Methods: This study was performed using affected femoral heads from dogs diagnosed with LCPD and underwent femoral head and neck ostectomy. The necrotic tissue was harvested from the LCPD-affected femoral head and cultured statically (LCPD group, n = 6). Canine bone marrow-derived MSCs (BM-MSCs) were used as controls (control group, n = 6). First, the morphology of the cultured cells was observed, and the expression of CD29, CD34, CD44, CD45, CD90, and major histocompatibility complex class II was analyzed using flow cytometry. Additionally, the trilineage differentiation potency of the LCPD-affected head-derived adherent cells was examined. Furthermore, the expression levels of HIF1A, VEGFA, VEGFB, and PDGFB mRNAs and the bone differentiation potency of LCPD-affected head-derived adherent cells were investigated.

Results: LCPD-affected femoral head-derived adherent cells showed a fibroblast-like morphology, and the expression of cell surface antigens was similar to that of BM-MSCs. In addition, LCPD-affected femoral head-derived adherent cells showed the same trilineage differentiation potency as BM-MSCs and were consistent with MSC characteristics.

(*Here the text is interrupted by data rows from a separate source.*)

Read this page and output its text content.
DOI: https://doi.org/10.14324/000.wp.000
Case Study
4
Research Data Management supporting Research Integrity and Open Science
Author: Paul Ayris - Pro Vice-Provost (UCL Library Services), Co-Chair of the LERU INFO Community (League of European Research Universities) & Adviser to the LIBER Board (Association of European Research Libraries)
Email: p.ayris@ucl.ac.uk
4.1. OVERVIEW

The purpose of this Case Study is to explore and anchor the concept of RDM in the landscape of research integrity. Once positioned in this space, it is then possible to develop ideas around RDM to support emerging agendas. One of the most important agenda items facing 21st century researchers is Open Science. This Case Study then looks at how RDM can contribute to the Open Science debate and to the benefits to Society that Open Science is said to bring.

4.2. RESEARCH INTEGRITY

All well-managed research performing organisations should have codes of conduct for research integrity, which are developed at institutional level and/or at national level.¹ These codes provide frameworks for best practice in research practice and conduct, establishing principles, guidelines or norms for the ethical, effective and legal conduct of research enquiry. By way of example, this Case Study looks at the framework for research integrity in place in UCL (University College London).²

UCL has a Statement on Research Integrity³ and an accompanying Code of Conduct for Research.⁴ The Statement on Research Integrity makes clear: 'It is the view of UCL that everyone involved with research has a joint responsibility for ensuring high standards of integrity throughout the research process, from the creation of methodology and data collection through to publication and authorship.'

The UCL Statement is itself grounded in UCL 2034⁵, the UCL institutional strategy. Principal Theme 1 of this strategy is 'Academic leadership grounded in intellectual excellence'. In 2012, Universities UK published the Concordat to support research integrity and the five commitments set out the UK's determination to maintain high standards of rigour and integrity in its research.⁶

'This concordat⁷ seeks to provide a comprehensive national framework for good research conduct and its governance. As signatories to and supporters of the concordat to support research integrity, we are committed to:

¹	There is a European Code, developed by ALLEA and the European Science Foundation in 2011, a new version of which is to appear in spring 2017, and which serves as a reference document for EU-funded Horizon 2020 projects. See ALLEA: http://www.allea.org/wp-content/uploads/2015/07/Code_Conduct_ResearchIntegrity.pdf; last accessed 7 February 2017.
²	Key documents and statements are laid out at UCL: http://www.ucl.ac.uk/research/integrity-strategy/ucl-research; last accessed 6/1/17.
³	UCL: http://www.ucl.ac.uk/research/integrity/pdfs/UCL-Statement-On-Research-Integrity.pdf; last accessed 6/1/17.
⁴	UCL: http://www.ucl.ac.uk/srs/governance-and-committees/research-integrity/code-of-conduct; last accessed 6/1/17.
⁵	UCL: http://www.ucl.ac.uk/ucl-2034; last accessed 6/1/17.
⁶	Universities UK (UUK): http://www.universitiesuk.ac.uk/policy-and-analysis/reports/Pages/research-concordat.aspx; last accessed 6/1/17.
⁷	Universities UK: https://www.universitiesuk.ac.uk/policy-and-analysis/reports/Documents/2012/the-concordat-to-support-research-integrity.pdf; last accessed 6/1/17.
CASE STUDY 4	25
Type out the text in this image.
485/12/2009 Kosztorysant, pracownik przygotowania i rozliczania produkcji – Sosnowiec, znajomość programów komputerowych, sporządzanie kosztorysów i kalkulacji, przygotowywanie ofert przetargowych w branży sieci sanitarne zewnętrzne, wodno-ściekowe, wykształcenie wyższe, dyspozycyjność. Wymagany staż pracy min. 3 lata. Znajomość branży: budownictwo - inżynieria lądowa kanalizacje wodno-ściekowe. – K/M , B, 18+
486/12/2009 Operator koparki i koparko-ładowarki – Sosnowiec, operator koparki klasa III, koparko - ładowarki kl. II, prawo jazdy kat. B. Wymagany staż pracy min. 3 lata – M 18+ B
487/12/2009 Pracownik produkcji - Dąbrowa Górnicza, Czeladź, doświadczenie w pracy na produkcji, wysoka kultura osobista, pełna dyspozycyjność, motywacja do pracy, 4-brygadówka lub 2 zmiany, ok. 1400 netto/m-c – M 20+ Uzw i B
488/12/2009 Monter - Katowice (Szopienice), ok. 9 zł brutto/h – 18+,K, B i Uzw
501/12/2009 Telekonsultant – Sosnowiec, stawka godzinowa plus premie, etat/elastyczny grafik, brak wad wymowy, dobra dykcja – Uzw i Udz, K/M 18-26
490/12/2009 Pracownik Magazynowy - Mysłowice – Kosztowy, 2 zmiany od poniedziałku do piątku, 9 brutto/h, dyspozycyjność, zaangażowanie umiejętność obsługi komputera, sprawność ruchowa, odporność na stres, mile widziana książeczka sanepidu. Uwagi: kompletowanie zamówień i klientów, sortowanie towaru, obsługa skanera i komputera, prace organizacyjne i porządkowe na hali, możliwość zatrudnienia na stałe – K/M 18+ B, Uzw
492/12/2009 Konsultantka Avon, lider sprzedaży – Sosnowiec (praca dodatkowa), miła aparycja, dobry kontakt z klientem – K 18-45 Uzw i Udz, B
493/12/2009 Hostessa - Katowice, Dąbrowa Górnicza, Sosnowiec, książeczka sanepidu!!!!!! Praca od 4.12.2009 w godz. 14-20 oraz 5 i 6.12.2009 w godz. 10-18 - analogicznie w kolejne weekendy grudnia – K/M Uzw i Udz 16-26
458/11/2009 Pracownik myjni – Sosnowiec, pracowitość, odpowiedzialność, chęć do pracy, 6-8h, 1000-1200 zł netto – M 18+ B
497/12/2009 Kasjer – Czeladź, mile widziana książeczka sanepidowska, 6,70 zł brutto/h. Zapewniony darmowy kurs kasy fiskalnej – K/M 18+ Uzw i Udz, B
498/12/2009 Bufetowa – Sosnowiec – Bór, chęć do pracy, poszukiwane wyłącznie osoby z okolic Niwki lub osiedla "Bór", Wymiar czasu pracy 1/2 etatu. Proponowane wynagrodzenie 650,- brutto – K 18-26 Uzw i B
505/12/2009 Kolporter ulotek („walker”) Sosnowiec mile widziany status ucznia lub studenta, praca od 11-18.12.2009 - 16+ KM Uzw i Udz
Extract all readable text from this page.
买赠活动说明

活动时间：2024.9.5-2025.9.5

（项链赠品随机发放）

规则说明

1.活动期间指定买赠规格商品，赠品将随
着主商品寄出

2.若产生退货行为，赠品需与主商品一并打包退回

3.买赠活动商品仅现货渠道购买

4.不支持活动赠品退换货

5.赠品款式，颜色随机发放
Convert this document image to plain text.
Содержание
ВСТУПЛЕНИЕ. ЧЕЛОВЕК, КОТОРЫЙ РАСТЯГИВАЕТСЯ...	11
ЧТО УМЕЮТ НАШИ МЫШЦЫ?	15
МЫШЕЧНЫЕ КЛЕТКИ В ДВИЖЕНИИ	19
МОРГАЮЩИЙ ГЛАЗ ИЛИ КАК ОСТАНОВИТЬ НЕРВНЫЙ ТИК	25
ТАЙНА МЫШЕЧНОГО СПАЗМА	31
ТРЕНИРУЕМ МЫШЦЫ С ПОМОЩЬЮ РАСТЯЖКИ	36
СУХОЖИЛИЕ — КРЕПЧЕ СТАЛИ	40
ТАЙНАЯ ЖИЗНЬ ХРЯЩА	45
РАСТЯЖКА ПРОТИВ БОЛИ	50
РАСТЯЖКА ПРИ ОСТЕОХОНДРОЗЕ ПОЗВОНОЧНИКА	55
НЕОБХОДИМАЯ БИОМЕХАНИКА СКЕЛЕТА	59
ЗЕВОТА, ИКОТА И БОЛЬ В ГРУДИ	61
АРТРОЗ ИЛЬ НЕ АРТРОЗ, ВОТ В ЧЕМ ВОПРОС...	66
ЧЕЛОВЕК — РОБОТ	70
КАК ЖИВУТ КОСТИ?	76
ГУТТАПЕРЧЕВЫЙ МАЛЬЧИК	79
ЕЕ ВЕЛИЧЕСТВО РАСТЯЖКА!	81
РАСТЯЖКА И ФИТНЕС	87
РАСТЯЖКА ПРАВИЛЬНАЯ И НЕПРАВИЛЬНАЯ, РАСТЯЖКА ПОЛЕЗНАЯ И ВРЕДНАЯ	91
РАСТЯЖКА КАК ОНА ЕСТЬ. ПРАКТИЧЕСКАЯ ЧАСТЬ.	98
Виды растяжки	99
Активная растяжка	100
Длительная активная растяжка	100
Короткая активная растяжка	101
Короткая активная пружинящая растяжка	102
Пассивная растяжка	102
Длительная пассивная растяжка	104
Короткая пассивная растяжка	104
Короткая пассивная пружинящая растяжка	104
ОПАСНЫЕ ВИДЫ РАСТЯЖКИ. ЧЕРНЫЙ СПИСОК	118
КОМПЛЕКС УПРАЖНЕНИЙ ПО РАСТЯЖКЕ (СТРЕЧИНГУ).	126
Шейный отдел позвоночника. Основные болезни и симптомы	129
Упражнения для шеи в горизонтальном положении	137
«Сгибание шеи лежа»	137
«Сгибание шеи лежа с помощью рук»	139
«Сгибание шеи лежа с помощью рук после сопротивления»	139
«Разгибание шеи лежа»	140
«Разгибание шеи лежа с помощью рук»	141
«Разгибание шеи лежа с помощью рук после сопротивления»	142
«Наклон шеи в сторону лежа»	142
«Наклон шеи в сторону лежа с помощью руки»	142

Furthermore, the mRNA expression levels of angiogenesis-related factors could be objectively measured in LCPD-MSCs and those MSCs had bone differentiation potency.

Conclusion: In the present study, canine LCPD-MSCs were successfully generated, suggesting their usefulness as a tool for pathological analysis of LCPD in dogs.

Keywords: Angiogenesis related gene; Bone differentiation potency; Dog; Legg Calvé Perthes disease; Mesenchymal stem cell.

Fig. 1.. Harvesting and culturing methods of necrotic tissue from LCPD-affected femoral head. A: Extracted LCPD-affected femoral head was divided through the center of the necrotic area using an electric surgical blade, B: Divided LCPD-affected femoral head, C: Necrotic tissue was harvested with a small bone curette, and D: Aseptic placement of harvested necrotic tissue on a 6-well plate.

Fig. 2.. Morphologies of canine LCPD-affected femoral head-derived adherent cells. A: Day 7, B: Day 10, C: Day 14, Scale bars, 100 μm.

Fig. 3.. Expressions of cell surface antigens as positive marker in canine BM-MSCs and LCPD-affected femoral headderived adherent cells. Flow cytometry analysis revealed that canine BM-MSCs (A–C) and LCPD-affected femoral head-derived adherent cells (D–F) expressed CD29 (A and D), CD44 (B and E), and CD90 (C and F). Blue area: negative isotype control; Red area: samples.

Fig. 4.. Expressions of cell surface antigens as negative marker in canine BM-MSCs and LCPD-affected femoral headderived adherent cells. Flow cytometry analysis revealed that canine BM-MSCs (A–C) and LCPD-affected femoral head-derived adherent cells (D–F) lacked expression of CD34 (A and D), CD45 (B and E), and MHC class II (C and F) expression. Blue area: negative isotype control; red area: samples.

Fig. 5.. Trilineage differentiation potency. Canine LCPD-affected femoral head-derived adherent cells (A-C) and BMMSCs (D-F) differentiated into adipocytes (A and D), osteoblasts (B and E), and chondrocytes (C and F). (A and D): Sudan III staining, (B and E): Alizarin Red staining, and (C and F): Alcian blue staining. Scale bars = 100 μm or 1 mm.

Fig. 6.. mRNA expression levels after bone differentiation of LCPD-MSCs. The expressions of RUNX2, ALPL, and SPP1 mRNAs increased after bone differentiation. A: RUNX2, B: ALPL, and C: SPP1. The data are presented as mean ± standard deviation. *: Significant difference between the two groups (p < 0.05).